There are multiple medications that can assist with anxiety. All of these medications have potential side-effects and risks and you should discuss all these in detail with your medical provider before agreeing to take anything. Your primary care provider can usually start you on these medications so it may not be necessary to see a psychiatrist.
We do not recommend the use of quick-acting anxiety medications such as benzodiazepines.
These medications may alleviate immediate symptoms but they are highly habit-forming and you will likely need more over time to get the same effect. They do not address underlying chemical imbalances that may lead to anxiety and as they leave the system, they can cause anxiety to feel worse than before. For the elderly and people with other health concerns, these medications may increase confusion and may cause falls and injuries.
Most doctors treat anxiety with antidepressant medication if they determine medication is necessary. If you struggle with anxiety and take and antidepressant, you may want to start with a very low dose and slowly increase it to avoid making anxiety worse.

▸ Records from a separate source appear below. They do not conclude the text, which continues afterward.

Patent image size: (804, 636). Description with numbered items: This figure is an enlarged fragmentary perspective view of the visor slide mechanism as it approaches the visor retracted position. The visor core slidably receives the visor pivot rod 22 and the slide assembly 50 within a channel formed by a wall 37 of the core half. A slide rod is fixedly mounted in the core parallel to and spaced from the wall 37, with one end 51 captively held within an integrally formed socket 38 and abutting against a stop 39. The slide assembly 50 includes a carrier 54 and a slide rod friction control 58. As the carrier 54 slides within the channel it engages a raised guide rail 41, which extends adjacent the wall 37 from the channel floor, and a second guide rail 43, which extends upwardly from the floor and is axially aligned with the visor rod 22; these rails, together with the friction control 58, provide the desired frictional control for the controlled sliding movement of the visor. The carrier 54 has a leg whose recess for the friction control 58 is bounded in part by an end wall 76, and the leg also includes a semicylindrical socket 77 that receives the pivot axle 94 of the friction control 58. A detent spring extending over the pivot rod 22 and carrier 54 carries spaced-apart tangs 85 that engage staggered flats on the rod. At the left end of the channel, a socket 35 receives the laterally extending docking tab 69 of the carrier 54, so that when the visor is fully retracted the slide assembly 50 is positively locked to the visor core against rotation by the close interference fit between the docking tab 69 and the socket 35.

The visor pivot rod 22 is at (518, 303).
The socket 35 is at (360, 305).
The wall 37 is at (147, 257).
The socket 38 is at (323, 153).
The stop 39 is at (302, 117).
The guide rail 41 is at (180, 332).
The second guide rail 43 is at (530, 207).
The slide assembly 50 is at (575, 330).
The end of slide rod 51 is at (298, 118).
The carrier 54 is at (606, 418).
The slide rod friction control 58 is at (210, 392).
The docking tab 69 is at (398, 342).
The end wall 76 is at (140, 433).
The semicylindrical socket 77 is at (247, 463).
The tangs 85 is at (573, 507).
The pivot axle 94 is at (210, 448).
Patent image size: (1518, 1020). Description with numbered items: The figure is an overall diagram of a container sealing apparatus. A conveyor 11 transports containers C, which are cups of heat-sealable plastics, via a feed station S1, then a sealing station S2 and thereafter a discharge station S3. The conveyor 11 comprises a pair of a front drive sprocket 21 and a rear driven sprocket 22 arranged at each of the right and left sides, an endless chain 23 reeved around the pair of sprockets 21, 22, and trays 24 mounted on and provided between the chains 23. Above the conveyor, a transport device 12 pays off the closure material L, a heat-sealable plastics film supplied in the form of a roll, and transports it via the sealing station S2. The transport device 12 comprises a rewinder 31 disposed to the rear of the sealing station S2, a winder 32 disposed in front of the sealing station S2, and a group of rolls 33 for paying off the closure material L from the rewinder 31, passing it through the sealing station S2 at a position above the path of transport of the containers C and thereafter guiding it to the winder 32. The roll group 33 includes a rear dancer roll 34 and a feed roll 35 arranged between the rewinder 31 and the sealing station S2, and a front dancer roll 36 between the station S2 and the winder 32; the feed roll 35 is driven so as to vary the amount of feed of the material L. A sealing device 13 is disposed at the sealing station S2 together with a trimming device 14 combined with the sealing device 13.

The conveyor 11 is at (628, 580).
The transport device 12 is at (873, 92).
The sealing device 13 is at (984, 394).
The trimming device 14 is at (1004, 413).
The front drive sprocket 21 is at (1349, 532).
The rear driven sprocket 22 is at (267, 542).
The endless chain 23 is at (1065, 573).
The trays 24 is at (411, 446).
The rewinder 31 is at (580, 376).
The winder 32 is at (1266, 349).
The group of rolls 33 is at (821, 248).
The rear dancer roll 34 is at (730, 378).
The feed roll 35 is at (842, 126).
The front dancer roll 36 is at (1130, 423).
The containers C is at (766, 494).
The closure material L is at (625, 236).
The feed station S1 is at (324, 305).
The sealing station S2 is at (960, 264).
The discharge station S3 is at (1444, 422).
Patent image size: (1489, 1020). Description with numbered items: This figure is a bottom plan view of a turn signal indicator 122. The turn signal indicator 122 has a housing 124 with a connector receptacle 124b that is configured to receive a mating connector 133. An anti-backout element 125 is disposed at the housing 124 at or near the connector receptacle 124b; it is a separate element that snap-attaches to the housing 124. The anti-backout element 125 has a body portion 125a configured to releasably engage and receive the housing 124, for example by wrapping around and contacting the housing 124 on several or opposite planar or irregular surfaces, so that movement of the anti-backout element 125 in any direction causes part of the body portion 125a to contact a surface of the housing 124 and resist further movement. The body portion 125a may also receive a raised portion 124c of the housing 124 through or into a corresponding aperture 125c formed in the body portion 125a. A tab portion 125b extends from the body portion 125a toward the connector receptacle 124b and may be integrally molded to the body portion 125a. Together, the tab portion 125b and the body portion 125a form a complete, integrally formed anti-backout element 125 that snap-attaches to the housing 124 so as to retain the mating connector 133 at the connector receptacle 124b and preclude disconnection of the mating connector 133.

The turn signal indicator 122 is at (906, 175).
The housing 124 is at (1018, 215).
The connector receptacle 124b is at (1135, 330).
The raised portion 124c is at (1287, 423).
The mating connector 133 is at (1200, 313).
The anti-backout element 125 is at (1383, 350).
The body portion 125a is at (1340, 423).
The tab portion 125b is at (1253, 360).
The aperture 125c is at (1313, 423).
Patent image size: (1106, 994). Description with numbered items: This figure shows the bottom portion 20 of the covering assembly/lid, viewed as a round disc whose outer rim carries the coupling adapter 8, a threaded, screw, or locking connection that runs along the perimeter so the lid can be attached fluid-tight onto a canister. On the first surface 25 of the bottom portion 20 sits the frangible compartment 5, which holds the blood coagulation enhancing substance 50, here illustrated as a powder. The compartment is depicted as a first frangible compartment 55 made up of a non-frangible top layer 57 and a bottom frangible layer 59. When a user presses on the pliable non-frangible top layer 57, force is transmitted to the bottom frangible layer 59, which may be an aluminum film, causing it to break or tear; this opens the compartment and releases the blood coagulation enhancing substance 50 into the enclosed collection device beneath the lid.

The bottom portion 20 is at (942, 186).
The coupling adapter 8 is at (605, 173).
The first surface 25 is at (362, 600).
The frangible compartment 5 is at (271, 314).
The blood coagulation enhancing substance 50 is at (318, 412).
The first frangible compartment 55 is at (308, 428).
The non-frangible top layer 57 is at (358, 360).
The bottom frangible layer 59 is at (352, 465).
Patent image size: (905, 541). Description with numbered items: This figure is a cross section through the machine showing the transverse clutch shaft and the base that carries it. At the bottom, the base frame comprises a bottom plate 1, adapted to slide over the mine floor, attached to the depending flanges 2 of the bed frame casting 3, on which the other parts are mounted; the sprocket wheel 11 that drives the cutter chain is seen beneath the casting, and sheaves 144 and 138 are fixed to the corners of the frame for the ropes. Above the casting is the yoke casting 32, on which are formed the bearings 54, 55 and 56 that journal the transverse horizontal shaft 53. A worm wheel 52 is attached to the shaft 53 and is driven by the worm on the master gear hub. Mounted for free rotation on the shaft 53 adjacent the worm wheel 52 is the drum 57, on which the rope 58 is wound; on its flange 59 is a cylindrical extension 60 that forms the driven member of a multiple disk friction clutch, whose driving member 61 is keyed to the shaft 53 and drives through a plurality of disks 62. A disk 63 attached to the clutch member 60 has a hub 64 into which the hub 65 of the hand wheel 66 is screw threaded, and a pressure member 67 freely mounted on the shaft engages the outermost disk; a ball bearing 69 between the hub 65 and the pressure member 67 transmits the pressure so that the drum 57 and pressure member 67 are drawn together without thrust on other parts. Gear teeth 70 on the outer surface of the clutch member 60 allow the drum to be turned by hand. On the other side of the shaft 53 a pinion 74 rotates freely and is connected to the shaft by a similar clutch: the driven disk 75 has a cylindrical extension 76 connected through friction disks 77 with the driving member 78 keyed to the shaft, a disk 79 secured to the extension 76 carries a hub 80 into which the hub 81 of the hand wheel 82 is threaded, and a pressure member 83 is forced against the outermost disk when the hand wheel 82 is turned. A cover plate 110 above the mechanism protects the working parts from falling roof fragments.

Most antidepressants take 4-6 weeks to take effect. Pay attention to any differences in your mood and report them to your doctor. Monitor changes monthly using the GAD-7. This is a great tool to catch small improvements so you and your doctor know if the medication is working. You may need to change your dose several times before it is right and you might even have to try several medications before you find the right one for you. Be patient. You’re worth the effort.